The Agriculture Policy Analysis Center study shows that price supports in this model would take 14 million acres in major commodity crops out of production the first year, while boosting prices by 23% to 30%. "Farm income would rise," says author Dr. Daryll Ray, "causing a decline in government payments of more than $10 billion per year."

Farmers also need the nation's anti-trust laws to be enforced. The laws originally were designed at the end of the 19th century to thwart economic concentration in agriculture, but over the past century they've been corrupted by the courts. Today enforcement is restricted narrowly by a politicized Department of Justice to price fixing; while the "urge to merge" continues unabated.

Unchecked consolidation in the system also leads to problems in the "traceability" of our food; that means knowing where the seed or stock came from, how it was grown and what happened to it after leaving the farm gate.

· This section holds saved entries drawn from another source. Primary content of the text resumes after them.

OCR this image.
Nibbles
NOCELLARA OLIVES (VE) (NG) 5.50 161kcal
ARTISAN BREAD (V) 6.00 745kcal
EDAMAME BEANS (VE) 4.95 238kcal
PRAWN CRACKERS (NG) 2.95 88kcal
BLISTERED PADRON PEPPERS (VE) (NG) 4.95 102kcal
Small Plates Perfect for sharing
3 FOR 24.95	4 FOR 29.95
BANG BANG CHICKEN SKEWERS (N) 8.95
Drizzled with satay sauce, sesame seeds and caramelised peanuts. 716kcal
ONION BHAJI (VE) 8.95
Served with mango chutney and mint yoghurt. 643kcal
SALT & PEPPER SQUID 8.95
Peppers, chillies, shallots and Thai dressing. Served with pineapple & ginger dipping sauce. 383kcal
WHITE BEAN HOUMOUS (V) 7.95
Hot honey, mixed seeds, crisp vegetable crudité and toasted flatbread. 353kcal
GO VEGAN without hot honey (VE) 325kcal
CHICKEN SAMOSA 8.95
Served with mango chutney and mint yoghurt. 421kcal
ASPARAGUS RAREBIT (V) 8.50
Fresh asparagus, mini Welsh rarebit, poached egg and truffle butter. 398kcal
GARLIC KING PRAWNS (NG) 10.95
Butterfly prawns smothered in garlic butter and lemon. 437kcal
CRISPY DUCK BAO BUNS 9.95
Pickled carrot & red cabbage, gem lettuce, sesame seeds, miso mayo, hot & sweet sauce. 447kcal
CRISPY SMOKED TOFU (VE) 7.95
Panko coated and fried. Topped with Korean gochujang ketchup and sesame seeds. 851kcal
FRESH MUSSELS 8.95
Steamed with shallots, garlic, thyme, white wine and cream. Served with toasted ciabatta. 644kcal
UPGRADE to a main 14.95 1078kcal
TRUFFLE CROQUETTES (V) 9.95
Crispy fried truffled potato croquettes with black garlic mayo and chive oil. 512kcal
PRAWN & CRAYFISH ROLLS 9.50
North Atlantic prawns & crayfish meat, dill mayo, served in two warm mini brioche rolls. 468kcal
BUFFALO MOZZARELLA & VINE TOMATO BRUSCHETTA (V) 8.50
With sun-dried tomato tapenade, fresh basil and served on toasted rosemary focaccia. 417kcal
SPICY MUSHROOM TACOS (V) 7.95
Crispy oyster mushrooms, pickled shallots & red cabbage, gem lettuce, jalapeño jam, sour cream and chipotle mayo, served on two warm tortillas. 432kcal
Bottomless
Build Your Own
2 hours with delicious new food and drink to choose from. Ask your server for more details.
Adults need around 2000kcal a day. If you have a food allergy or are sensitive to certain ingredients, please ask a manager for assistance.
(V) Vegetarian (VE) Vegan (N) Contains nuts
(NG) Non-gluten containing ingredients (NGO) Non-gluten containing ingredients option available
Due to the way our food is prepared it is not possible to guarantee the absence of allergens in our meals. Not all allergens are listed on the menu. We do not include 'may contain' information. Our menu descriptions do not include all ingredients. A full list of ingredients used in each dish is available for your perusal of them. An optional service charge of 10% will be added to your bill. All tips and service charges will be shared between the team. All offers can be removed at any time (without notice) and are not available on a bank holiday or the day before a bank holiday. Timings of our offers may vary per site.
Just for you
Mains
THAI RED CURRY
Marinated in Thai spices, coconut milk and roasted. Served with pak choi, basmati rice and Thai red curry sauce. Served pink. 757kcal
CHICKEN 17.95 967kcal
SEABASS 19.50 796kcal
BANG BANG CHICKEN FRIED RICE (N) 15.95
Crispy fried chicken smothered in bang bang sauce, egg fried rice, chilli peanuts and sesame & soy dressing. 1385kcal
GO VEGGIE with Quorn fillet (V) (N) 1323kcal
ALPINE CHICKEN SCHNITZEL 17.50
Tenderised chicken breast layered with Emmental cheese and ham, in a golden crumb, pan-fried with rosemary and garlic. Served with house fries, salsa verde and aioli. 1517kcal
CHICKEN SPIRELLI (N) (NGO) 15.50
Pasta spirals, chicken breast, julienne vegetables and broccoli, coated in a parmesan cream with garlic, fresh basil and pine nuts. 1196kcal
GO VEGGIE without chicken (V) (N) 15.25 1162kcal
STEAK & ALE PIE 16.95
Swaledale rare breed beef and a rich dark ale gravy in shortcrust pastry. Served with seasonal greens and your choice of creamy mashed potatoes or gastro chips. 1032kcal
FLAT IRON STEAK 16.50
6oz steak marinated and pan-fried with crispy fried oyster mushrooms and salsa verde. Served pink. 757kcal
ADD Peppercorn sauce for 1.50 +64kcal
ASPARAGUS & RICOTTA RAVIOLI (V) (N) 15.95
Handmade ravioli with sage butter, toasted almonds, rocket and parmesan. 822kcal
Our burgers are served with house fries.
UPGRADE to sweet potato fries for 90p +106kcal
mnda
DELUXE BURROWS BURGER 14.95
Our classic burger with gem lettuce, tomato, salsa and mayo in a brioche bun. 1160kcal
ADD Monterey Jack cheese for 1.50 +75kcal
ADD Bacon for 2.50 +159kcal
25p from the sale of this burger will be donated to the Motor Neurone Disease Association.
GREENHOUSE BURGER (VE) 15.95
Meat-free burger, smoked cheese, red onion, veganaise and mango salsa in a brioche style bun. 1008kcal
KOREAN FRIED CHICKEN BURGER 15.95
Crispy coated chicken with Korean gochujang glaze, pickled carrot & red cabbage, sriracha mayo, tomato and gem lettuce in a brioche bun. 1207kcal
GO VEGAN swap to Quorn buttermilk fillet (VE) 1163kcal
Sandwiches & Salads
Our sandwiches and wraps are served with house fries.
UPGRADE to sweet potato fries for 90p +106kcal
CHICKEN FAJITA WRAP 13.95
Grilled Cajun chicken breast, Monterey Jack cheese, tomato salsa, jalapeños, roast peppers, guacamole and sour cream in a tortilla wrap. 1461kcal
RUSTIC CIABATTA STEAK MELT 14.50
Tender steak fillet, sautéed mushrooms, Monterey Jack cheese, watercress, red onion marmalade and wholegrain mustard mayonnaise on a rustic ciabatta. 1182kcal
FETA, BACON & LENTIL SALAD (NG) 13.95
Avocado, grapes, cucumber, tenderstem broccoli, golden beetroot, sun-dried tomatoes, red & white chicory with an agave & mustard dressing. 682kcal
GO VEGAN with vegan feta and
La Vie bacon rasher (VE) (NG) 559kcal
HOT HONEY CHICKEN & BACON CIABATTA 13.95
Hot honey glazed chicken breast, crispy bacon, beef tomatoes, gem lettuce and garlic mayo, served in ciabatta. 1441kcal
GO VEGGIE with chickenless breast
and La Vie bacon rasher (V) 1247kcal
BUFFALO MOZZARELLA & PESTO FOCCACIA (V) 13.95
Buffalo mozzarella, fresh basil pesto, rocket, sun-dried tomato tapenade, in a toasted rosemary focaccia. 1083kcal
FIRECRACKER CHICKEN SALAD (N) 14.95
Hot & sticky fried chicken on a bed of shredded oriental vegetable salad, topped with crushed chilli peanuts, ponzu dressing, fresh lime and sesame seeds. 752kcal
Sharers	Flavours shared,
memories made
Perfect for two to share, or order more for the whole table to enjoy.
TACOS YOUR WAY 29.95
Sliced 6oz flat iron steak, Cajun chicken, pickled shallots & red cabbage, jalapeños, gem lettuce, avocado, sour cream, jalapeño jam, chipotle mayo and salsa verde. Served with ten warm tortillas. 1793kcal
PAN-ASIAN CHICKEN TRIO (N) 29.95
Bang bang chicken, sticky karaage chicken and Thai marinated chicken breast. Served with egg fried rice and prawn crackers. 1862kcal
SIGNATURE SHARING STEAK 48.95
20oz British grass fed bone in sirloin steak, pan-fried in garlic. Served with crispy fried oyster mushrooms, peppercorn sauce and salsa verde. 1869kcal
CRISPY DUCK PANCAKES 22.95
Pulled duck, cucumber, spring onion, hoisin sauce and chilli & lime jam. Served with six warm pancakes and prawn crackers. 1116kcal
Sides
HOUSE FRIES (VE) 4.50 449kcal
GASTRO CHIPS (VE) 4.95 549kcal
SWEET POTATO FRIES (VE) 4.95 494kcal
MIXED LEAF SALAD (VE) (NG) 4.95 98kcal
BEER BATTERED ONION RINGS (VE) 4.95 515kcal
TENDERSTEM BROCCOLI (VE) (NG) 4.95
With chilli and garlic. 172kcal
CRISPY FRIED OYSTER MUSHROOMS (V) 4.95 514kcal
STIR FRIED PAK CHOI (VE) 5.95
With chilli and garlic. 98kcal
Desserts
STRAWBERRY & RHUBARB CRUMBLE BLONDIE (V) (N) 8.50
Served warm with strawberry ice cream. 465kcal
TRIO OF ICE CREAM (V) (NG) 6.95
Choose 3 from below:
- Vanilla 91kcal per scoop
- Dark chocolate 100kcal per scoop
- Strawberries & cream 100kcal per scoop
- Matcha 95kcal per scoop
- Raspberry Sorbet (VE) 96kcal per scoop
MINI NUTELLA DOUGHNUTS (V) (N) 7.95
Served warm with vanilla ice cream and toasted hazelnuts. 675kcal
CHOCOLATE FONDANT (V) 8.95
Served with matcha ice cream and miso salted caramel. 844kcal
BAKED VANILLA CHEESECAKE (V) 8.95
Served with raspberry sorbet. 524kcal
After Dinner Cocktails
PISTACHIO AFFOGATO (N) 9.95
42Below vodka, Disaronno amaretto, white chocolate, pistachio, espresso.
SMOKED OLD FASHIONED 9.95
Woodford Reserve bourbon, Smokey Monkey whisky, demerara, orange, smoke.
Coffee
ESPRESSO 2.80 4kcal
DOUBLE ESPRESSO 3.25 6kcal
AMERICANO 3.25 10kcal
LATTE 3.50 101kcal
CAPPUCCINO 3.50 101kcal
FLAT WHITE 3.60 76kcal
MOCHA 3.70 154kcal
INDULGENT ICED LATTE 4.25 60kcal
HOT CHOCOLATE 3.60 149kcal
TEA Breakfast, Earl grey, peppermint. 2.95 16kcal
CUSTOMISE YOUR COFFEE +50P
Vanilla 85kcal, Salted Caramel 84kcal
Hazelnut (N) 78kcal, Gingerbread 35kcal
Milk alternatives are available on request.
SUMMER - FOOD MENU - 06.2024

Attention also must be paid to the men, women and children -- domestic and immigrant workers alike -- who labor in fields and orchards across the country. As famed journalist Edward R. Murrow reported long ago from a farm field in his famous documentary, "Harvest of Shame," "It has to do with the men, women and children who harvest the crops in this country of ours, the best-fed nation on earth. These are the forgotten people, the under-protected, the under-educated, the under-clothed, the under-fed. If it were not for the labor of (these) people ... you might not starve, but your table would not be laden with the luxuries that we have all come to regard as essentials."

As the election year rhetoric begins to heat up throughout this political year, the plight of family farmers and workers and the current policies that keep them in near servitude must assume their place in the political dialogue. Whether the right issues come up remains to be seen.

Even so, it might serve us spiritually and materially when we sit down to the cornucopia of food grown and harvested by these people in the months ahead to exercise not only some traceability, but also concern for the labor that bestowed upon us these gifts of the Earth.

Fair prices and fair markets are key to family farmers' survival. Government policies to restore fair prices and fair markets to rural America would restore the principle of economic democracy, without which, as Thomas Jefferson reminds us, we cannot have political democracy.